I have a tricky relationship with sugar. Or really it’s not tricky, I would just prefer to eat like a 6-year-old who gets paid in Sweet-tarts for working in the Snickers factory. We swim in the white stuff in this time and place; the only natural shorelines are body image and health. Vanity is no godly motivator, though looking your best is not sin. And we live in a culture obsessed with health and safety, which of course reacting to by reckless living would be foolish. I rebel against an asceticism that will not change the heart, and yet I take that too far to rationalize my own indulgence. So maybe it is a bit tricky or more biblically put, requires wisdom.
All that to say, I committed this week to 6 days without desserts or snacks.
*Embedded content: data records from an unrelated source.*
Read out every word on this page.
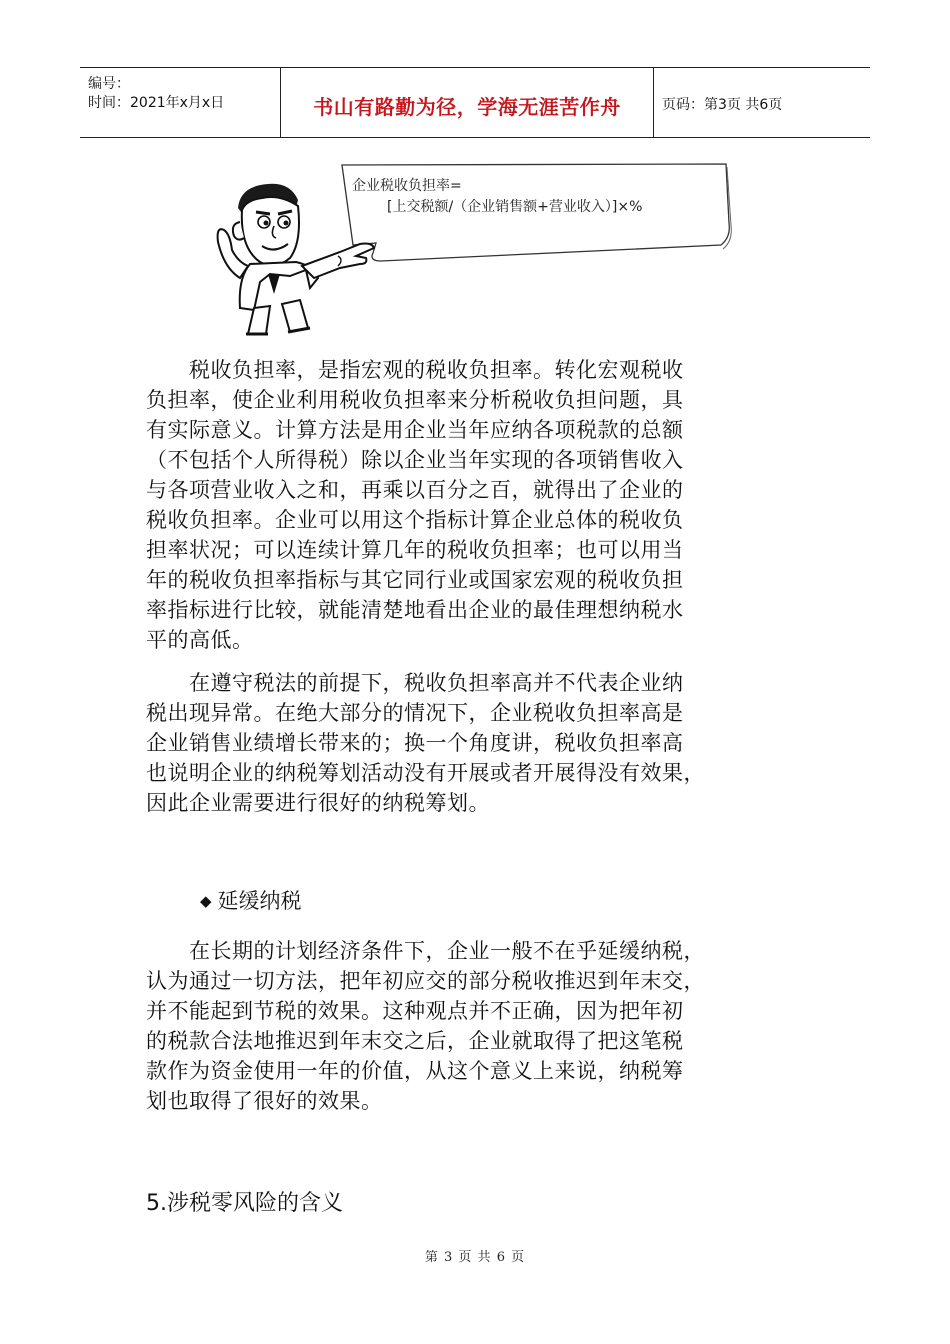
编号：
时间：2021年x月x日	书山有路勤为径，学海无涯苦作舟	页码：第3页 共6页
企业税收负担率=
[上交税额/（企业销售额+营业收入）]×%
　　税收负担率，是指宏观的税收负担率。转化宏观税收
负担率，使企业利用税收负担率来分析税收负担问题，具
有实际意义。计算方法是用企业当年应纳各项税款的总额
（不包括个人所得税）除以企业当年实现的各项销售收入
与各项营业收入之和，再乘以百分之百，就得出了企业的
税收负担率。企业可以用这个指标计算企业总体的税收负
担率状况；可以连续计算几年的税收负担率；也可以用当
年的税收负担率指标与其它同行业或国家宏观的税收负担
率指标进行比较，就能清楚地看出企业的最佳理想纳税水
平的高低。
　　在遵守税法的前提下，税收负担率高并不代表企业纳
税出现异常。在绝大部分的情况下，企业税收负担率高是
企业销售业绩增长带来的；换一个角度讲，税收负担率高
也说明企业的纳税筹划活动没有开展或者开展得没有效果，
因此企业需要进行很好的纳税筹划。
◆ 延缓纳税
　　在长期的计划经济条件下，企业一般不在乎延缓纳税，
认为通过一切方法，把年初应交的部分税收推迟到年末交，
并不能起到节税的效果。这种观点并不正确，因为把年初
的税款合法地推迟到年末交之后，企业就取得了把这笔税
款作为资金使用一年的价值，从这个意义上来说，纳税筹
划也取得了很好的效果。
5.涉税零风险的含义
第 3 页 共 6 页
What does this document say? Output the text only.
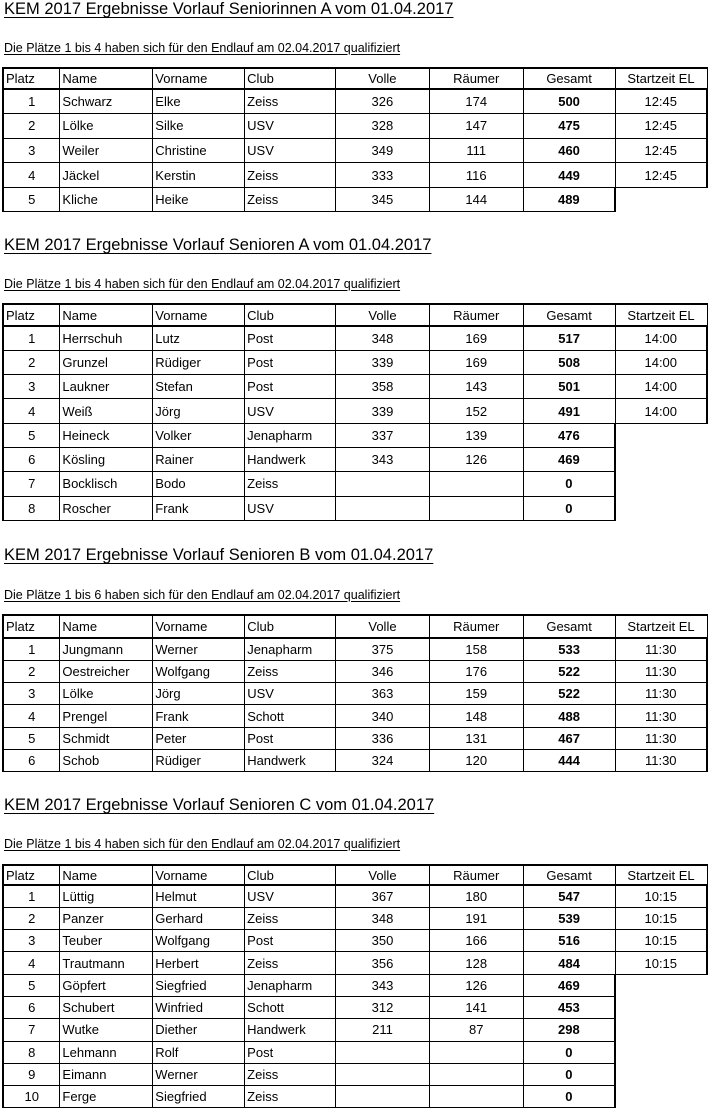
KEM 2017 Ergebnisse Vorlauf Seniorinnen A vom 01.04.2017
Die Plätze 1 bis 4 haben sich für den Endlauf am 02.04.2017 qualifiziert
Platz	Name	Vorname	Club	Volle	Räumer	Gesamt	Startzeit EL
1	Schwarz	Elke	Zeiss	326	174	500	12:45
2	Lölke	Silke	USV	328	147	475	12:45
3	Weiler	Christine	USV	349	111	460	12:45
4	Jäckel	Kerstin	Zeiss	333	116	449	12:45
5	Kliche	Heike	Zeiss	345	144	489	
KEM 2017 Ergebnisse Vorlauf Senioren A vom 01.04.2017
Die Plätze 1 bis 4 haben sich für den Endlauf am 02.04.2017 qualifiziert
Platz	Name	Vorname	Club	Volle	Räumer	Gesamt	Startzeit EL
1	Herrschuh	Lutz	Post	348	169	517	14:00
2	Grunzel	Rüdiger	Post	339	169	508	14:00
3	Laukner	Stefan	Post	358	143	501	14:00
4	Weiß	Jörg	USV	339	152	491	14:00
5	Heineck	Volker	Jenapharm	337	139	476	
6	Kösling	Rainer	Handwerk	343	126	469	
7	Bocklisch	Bodo	Zeiss			0	
8	Roscher	Frank	USV			0	
KEM 2017 Ergebnisse Vorlauf Senioren B vom 01.04.2017
Die Plätze 1 bis 6 haben sich für den Endlauf am 02.04.2017 qualifiziert
Platz	Name	Vorname	Club	Volle	Räumer	Gesamt	Startzeit EL
1	Jungmann	Werner	Jenapharm	375	158	533	11:30
2	Oestreicher	Wolfgang	Zeiss	346	176	522	11:30
3	Lölke	Jörg	USV	363	159	522	11:30
4	Prengel	Frank	Schott	340	148	488	11:30
5	Schmidt	Peter	Post	336	131	467	11:30
6	Schob	Rüdiger	Handwerk	324	120	444	11:30
KEM 2017 Ergebnisse Vorlauf Senioren C vom 01.04.2017
Die Plätze 1 bis 4 haben sich für den Endlauf am 02.04.2017 qualifiziert
Platz	Name	Vorname	Club	Volle	Räumer	Gesamt	Startzeit EL
1	Lüttig	Helmut	USV	367	180	547	10:15
2	Panzer	Gerhard	Zeiss	348	191	539	10:15
3	Teuber	Wolfgang	Post	350	166	516	10:15
4	Trautmann	Herbert	Zeiss	356	128	484	10:15
5	Göpfert	Siegfried	Jenapharm	343	126	469	
6	Schubert	Winfried	Schott	312	141	453	
7	Wutke	Diether	Handwerk	211	87	298	
8	Lehmann	Rolf	Post			0	
9	Eimann	Werner	Zeiss			0	
10	Ferge	Siegfried	Zeiss			0	
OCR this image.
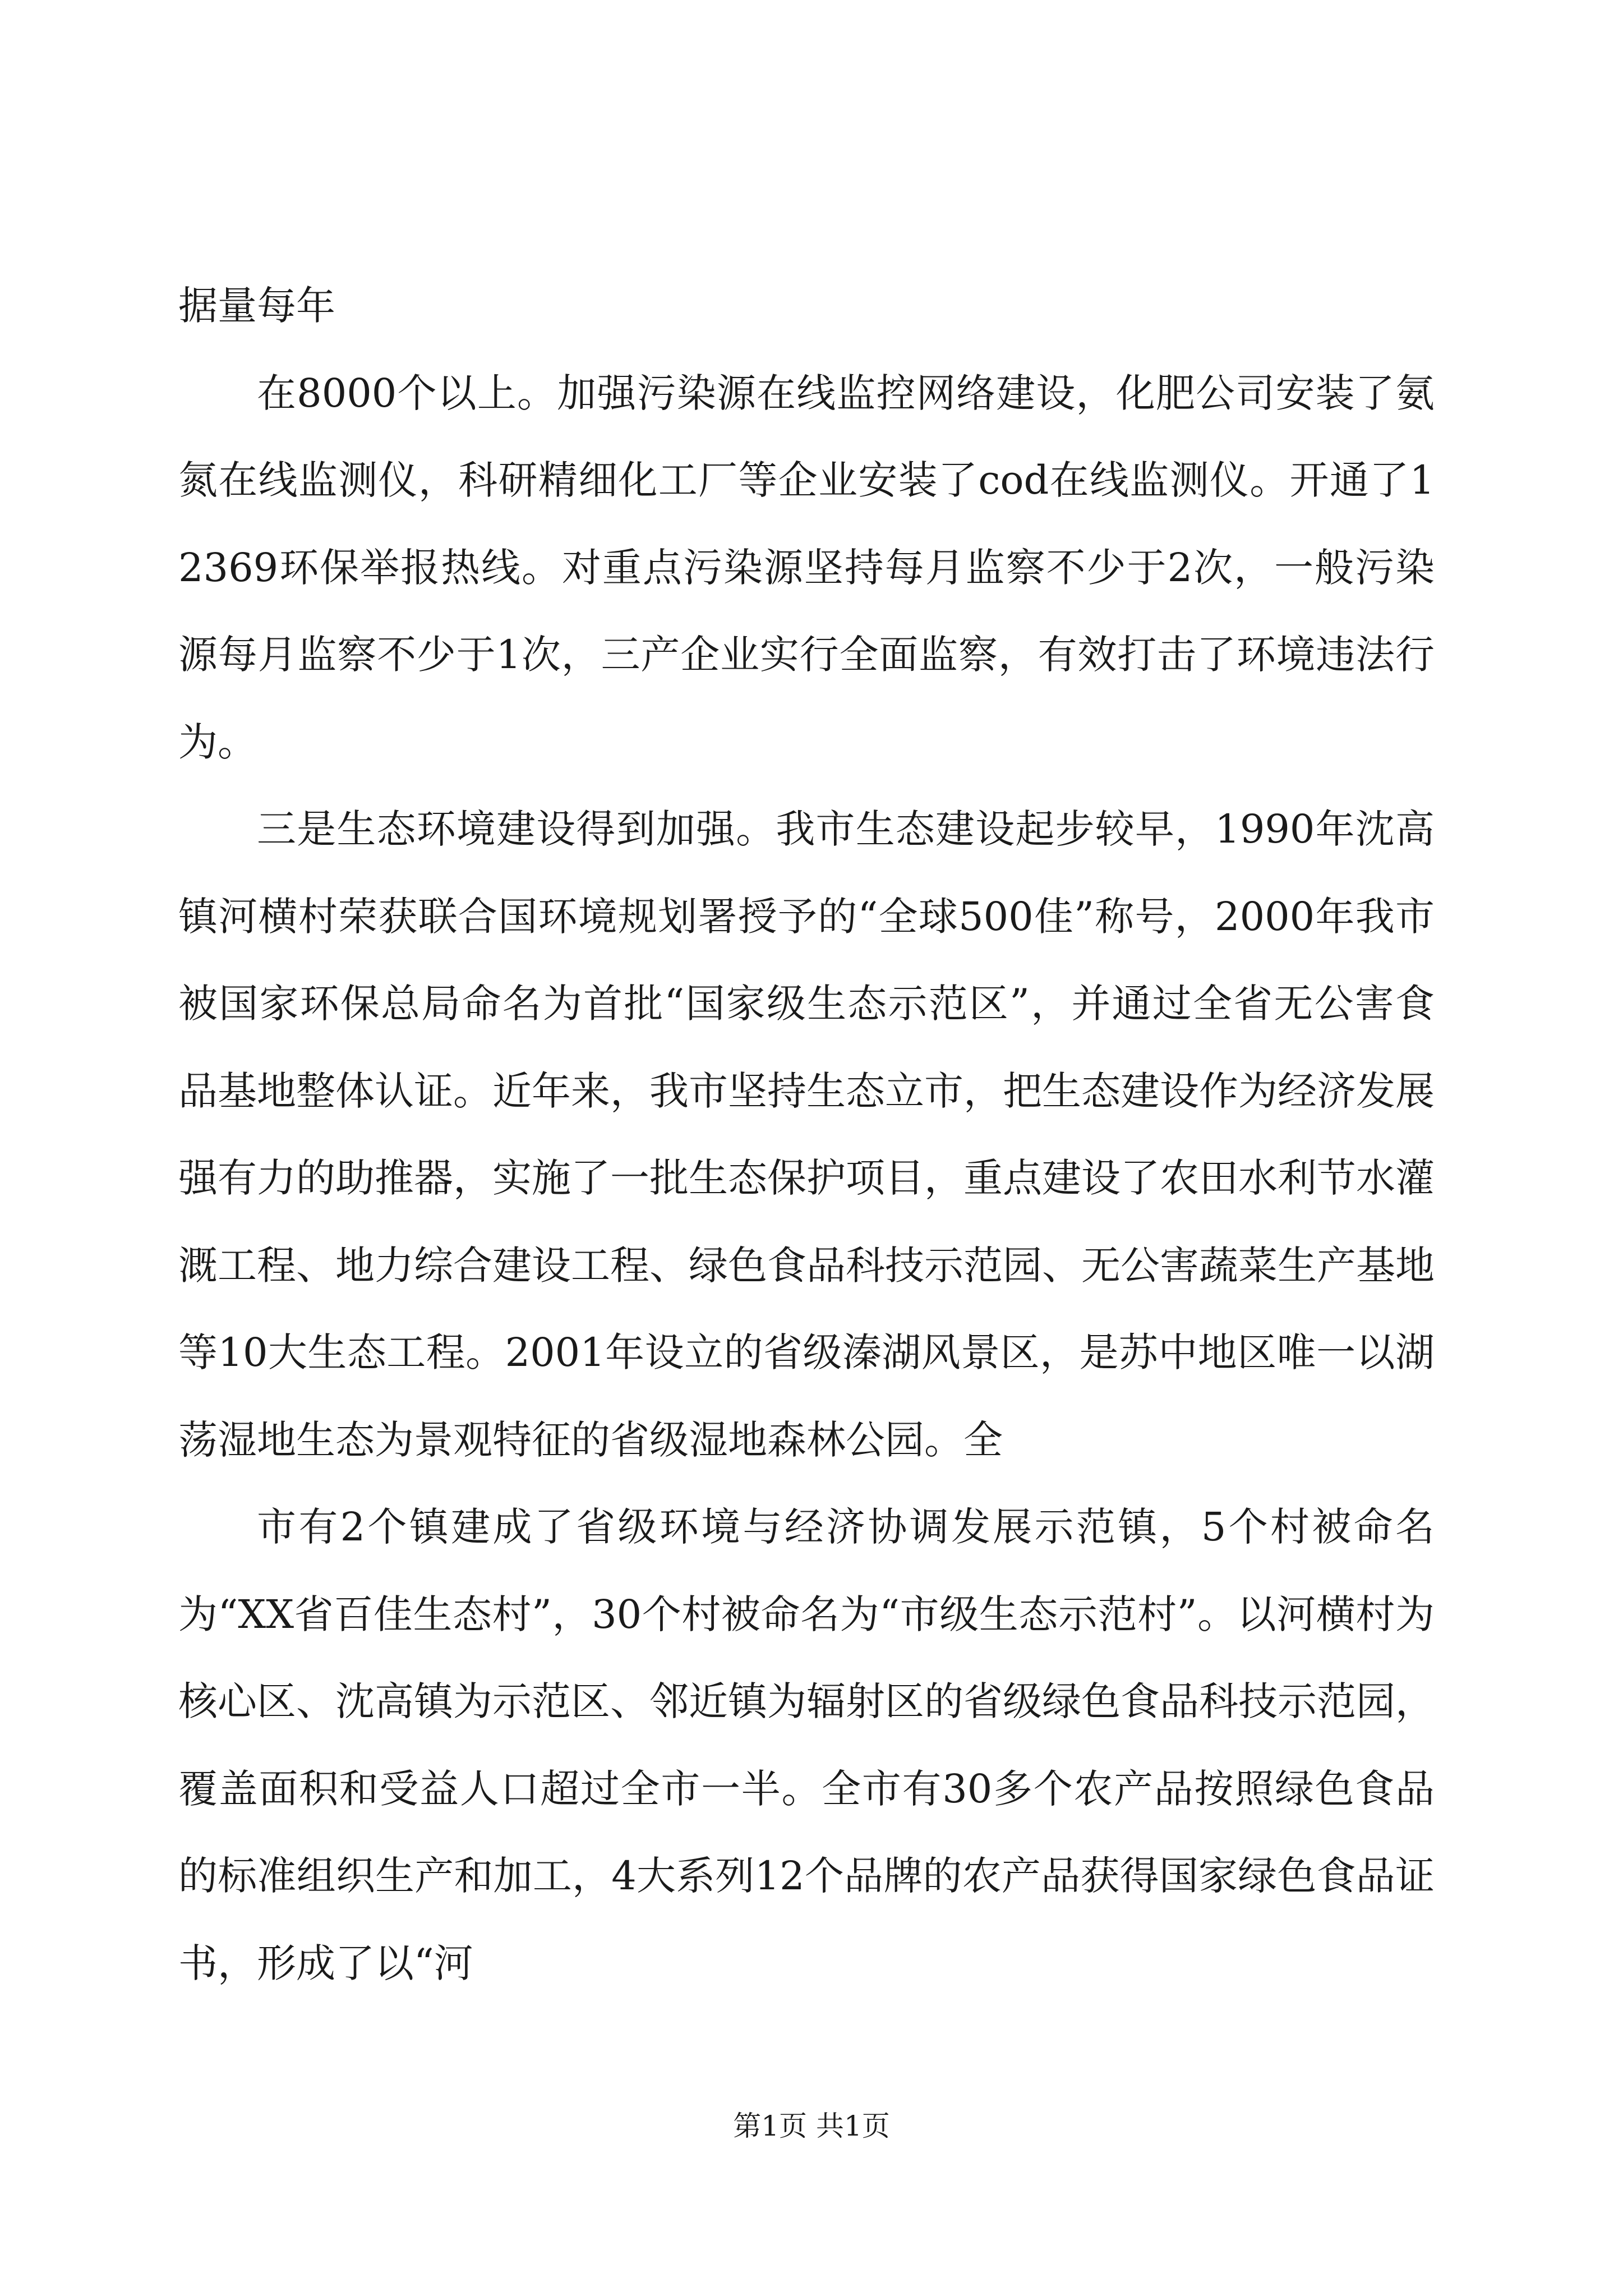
据量每年

在8000个以上。加强污染源在线监控网络建设，化肥公司安装了氨氮在线监测仪，科研精细化工厂等企业安装了cod在线监测仪。开通了12369环保举报热线。对重点污染源坚持每月监察不少于2次，一般污染源每月监察不少于1次，三产企业实行全面监察，有效打击了环境违法行为。

三是生态环境建设得到加强。我市生态建设起步较早，1990年沈高镇河横村荣获联合国环境规划署授予的“全球500佳”称号，2000年我市被国家环保总局命名为首批“国家级生态示范区”，并通过全省无公害食品基地整体认证。近年来，我市坚持生态立市，把生态建设作为经济发展强有力的助推器，实施了一批生态保护项目，重点建设了农田水利节水灌溉工程、地力综合建设工程、绿色食品科技示范园、无公害蔬菜生产基地等10大生态工程。2001年设立的省级溱湖风景区，是苏中地区唯一以湖荡湿地生态为景观特征的省级湿地森林公园。全

市有2个镇建成了省级环境与经济协调发展示范镇，5个村被命名为“XX省百佳生态村”，30个村被命名为“市级生态示范村”。以河横村为核心区、沈高镇为示范区、邻近镇为辐射区的省级绿色食品科技示范园，覆盖面积和受益人口超过全市一半。全市有30多个农产品按照绿色食品的标准组织生产和加工，4大系列12个品牌的农产品获得国家绿色食品证书，形成了以“河

第1页 共1页
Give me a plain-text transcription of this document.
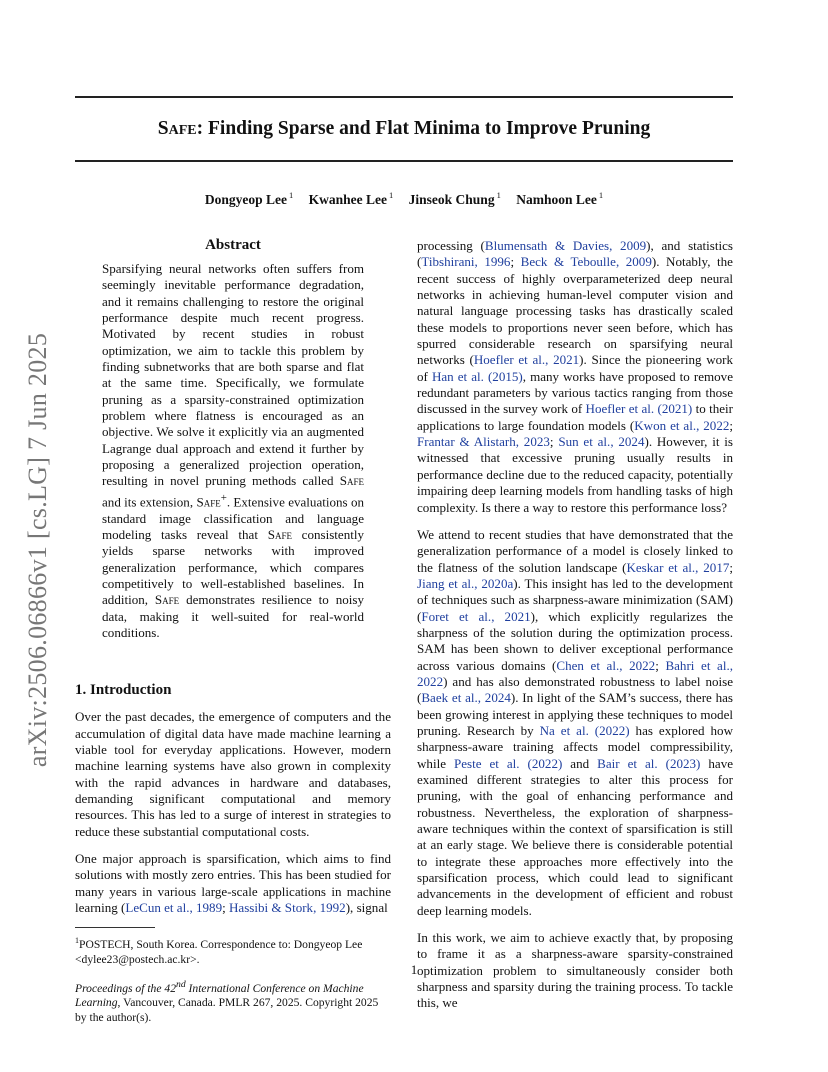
Safe: Finding Sparse and Flat Minima to Improve Pruning
Dongyeop Lee $^1$ Kwanhee Lee $^1$ Jinseok Chung $^1$ Namhoon Lee $^1$
arXiv:2506.06866v1 [cs.LG] 7 Jun 2025
Abstract
Sparsifying neural networks often suffers from seemingly inevitable performance degradation, and it remains challenging to restore the original performance despite much recent progress. Motivated by recent studies in robust optimization, we aim to tackle this problem by finding subnetworks that are both sparse and flat at the same time. Specifically, we formulate pruning as a sparsity-constrained optimization problem where flatness is encouraged as an objective. We solve it explicitly via an augmented Lagrange dual approach and extend it further by proposing a generalized projection operation, resulting in novel pruning methods called Safe and its extension, Safe+. Extensive evaluations on standard image classification and language modeling tasks reveal that Safe consistently yields sparse networks with improved generalization performance, which compares competitively to well-established baselines. In addition, Safe demonstrates resilience to noisy data, making it well-suited for real-world conditions.
1. Introduction

Over the past decades, the emergence of computers and the accumulation of digital data have made machine learning a viable tool for everyday applications. However, modern machine learning systems have also grown in complexity with the rapid advances in hardware and databases, demanding significant computational and memory resources. This has led to a surge of interest in strategies to reduce these substantial computational costs.

One major approach is sparsification, which aims to find solutions with mostly zero entries. This has been studied for many years in various large-scale applications in machine learning (LeCun et al., 1989; Hassibi & Stork, 1992), signal

$^1$POSTECH, South Korea. Correspondence to: Dongyeop Lee <dylee23@postech.ac.kr>.

Proceedings of the 42nd International Conference on Machine Learning, Vancouver, Canada. PMLR 267, 2025. Copyright 2025 by the author(s).

processing (Blumensath & Davies, 2009), and statistics (Tibshirani, 1996; Beck & Teboulle, 2009). Notably, the recent success of highly overparameterized deep neural networks in achieving human-level computer vision and natural language processing tasks has drastically scaled these models to proportions never seen before, which has spurred considerable research on sparsifying neural networks (Hoefler et al., 2021). Since the pioneering work of Han et al. (2015), many works have proposed to remove redundant parameters by various tactics ranging from those discussed in the survey work of Hoefler et al. (2021) to their applications to large foundation models (Kwon et al., 2022; Frantar & Alistarh, 2023; Sun et al., 2024). However, it is witnessed that excessive pruning usually results in performance decline due to the reduced capacity, potentially impairing deep learning models from handling tasks of high complexity. Is there a way to restore this performance loss?

We attend to recent studies that have demonstrated that the generalization performance of a model is closely linked to the flatness of the solution landscape (Keskar et al., 2017; Jiang et al., 2020a). This insight has led to the development of techniques such as sharpness-aware minimization (SAM) (Foret et al., 2021), which explicitly regularizes the sharpness of the solution during the optimization process. SAM has been shown to deliver exceptional performance across various domains (Chen et al., 2022; Bahri et al., 2022) and has also demonstrated robustness to label noise (Baek et al., 2024). In light of the SAM’s success, there has been growing interest in applying these techniques to model pruning. Research by Na et al. (2022) has explored how sharpness-aware training affects model compressibility, while Peste et al. (2022) and Bair et al. (2023) have examined different strategies to alter this process for pruning, with the goal of enhancing performance and robustness. Nevertheless, the exploration of sharpness-aware techniques within the context of sparsification is still at an early stage. We believe there is considerable potential to integrate these approaches more effectively into the sparsification process, which could lead to significant advancements in the development of efficient and robust deep learning models.

In this work, we aim to achieve exactly that, by proposing to frame it as a sharpness-aware sparsity-constrained optimization problem to simultaneously consider both sharpness and sparsity during the training process. To tackle this, we

1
Self-denial is not my strength. Give me an action or inflict pain and I’ll take it like a woman, but ask me to wait without… NO!! Anything but that!
So why torture myself in this way? First, to gain the perspective that this hardly qualifies for torture. I have much to be thankful for. Second, because self-control is a fruit of the Spirit that overflows to all of my life and produces more worship to its rightful Owner. And third, because I have little people following me whose spiritual senses have barely tasted the sweet fruit of righteous living, but who increasingly face the bitter enticements of the world.
I think one of the most legitimate frustrations kids can feel is knowing that the parents who are to lead them can not say “follow,” but instead insist on “you go first.” It’s pretty sick when you think about it- burdening a child with a weight you won’t carry. Or I’m often guilty of the reverse- we’ll all just stay down here and wallow together.
In order to lead our kids, we have to go first. This week, I’m tasting what I haven’t for too long, the hard fight of self-discipline. And the result so far has surprised me. I am calling my kids to higher standards with more mercy because I know the climb is grueling, but I can also assure them the view is worth it. You can’t call someone further up and further in from behind.